I have started making my son’s bed. Am I finally growing up?
That’s my answer. But let’s rewind and take this from the beginning.
I don’t make my bed. I just don’t care how rumpled a bed may be.
Here is my thinking and philosophy on this. If you are not home during the day, why do you care if the bed is made? Who is going to see it? I certainly don’t have a nanny cam to check up on my bed. It remains unmade and I suspect that if my bed were a character in the Beauty and the Beast movie, it would sing a diddy about being free and not constrained. I honestly don’t get the point of making my bed.

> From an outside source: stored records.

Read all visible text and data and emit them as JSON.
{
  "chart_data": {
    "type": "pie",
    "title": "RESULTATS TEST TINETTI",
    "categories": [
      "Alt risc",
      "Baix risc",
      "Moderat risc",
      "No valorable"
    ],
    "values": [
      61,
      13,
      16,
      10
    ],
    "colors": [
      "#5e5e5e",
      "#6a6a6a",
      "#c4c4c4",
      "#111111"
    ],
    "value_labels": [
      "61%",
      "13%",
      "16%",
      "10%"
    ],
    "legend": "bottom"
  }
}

There are some out there that will argue that when you start off the day by making your bed, you get a sense of accomplishment early in the day. Supposedly you get a boost. No. I don’t get a boost from making my bed. You know what gives me a boost in the morning? Coffee. You know what gives me zip? When I get an early email telling me that my meetings for the day have been cancelled. Making my bed just takes up useless time. I’ve got an elliptical to get on that gives me an adrenaline rush and caffeine to ingest.

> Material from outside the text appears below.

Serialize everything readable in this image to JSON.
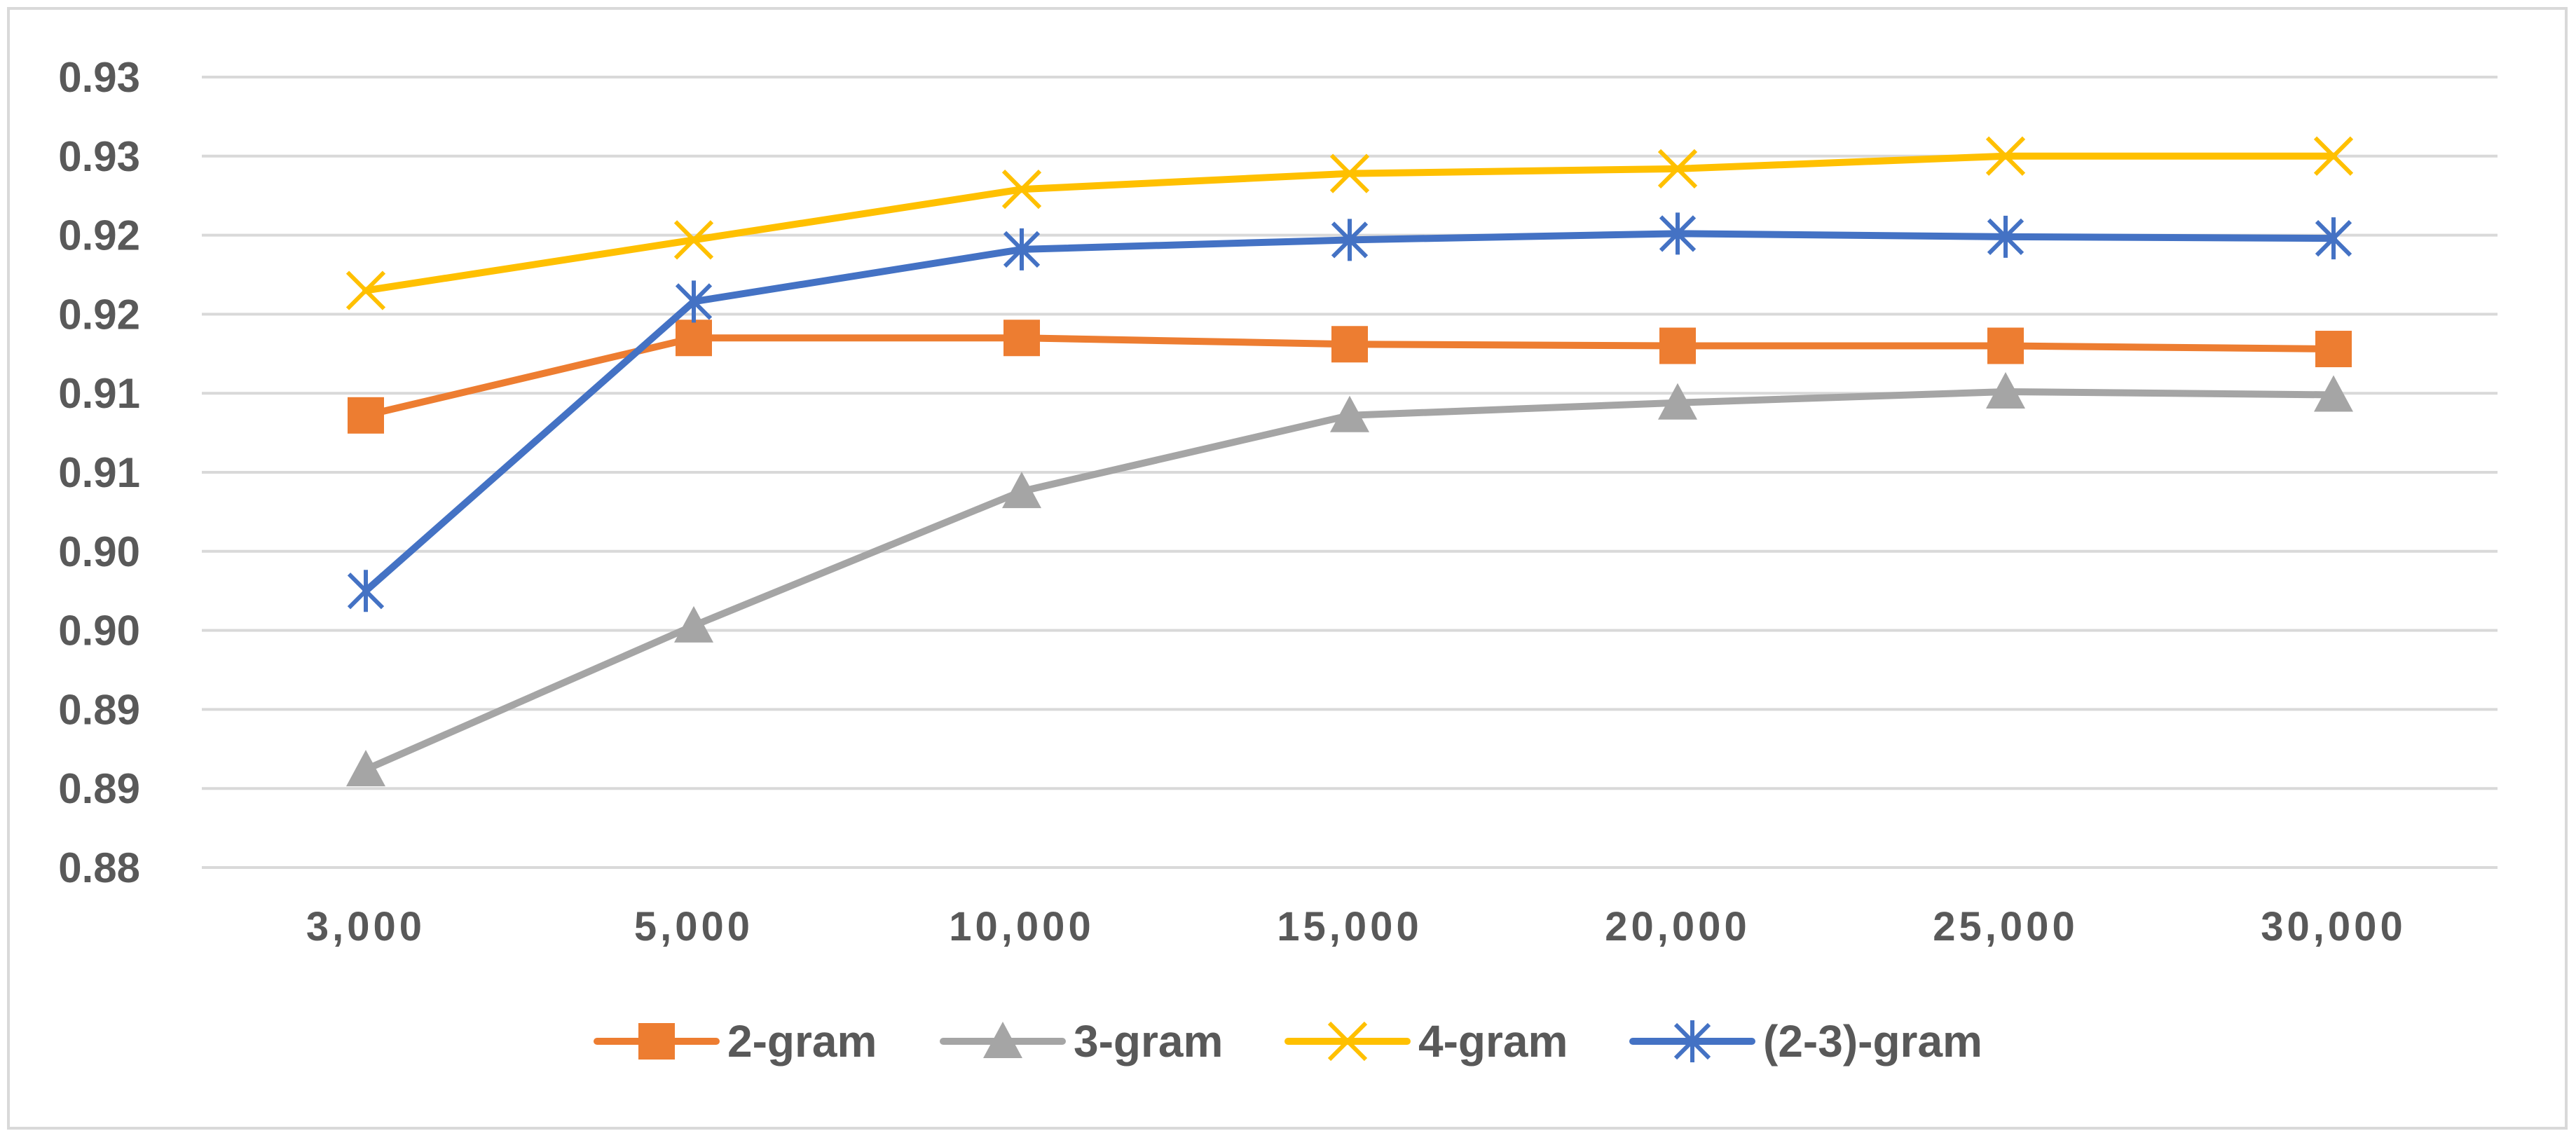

Some may also argue that by making your bed in the morning, you make a comfortable place to which you can come home to and thus relax. No. Not really. I come home so tired from work, that I easily can fall asleep on the floor, couch or in the bath. A messy bed isn’t going to stop me from falling asleep. Maybe, instead of a made bed, we can collectively work on having better work environments and reasonable work expectations. Wouldn’t you take that over a made-up bed?
Others have noted that making one’s bed can start one off on a path of good habits. First off, I don’t need good habits. I love my bad ones. I embrace them. I drink Coke Zero for breakfast. I like gummy bears. I read In Touch Magazine. I also try to do good for the world. So, I’ve got it all covered.
“I feel it all, I feel it all
I feel it all, I feel it all
The wings are wide, the wings are wide
Wild card in sight, wild card in sight”
I totally love that Feist song “Feel it all”
Now that I have established why I don’t care about making my bed, let me discuss my recent actions in which I have made my son’s bed. I will start right off the bat with noting I don’t know why I have taken to doing it. It could be that I see him growing up too quickly and I want to make his bed as a way of keeping him as my baby. Sure. It could be that. It could be that I I am too revved up by work and need something simple to do and I don’t care to make my bed as it goes against my personal life philosophy. Thus, I make my son’s bed. It could be that his bed is so messy that my parenting cleaning skills kick in. Supposedly, there is such a thing.
Despite the fact that I have made his bed this past week, I will not make my own. So, I am not growing up anytime soon when it comes to that. I will not make my own bed and lie in it. I just won’t accept that. Yes, I am referring to more than just my bed.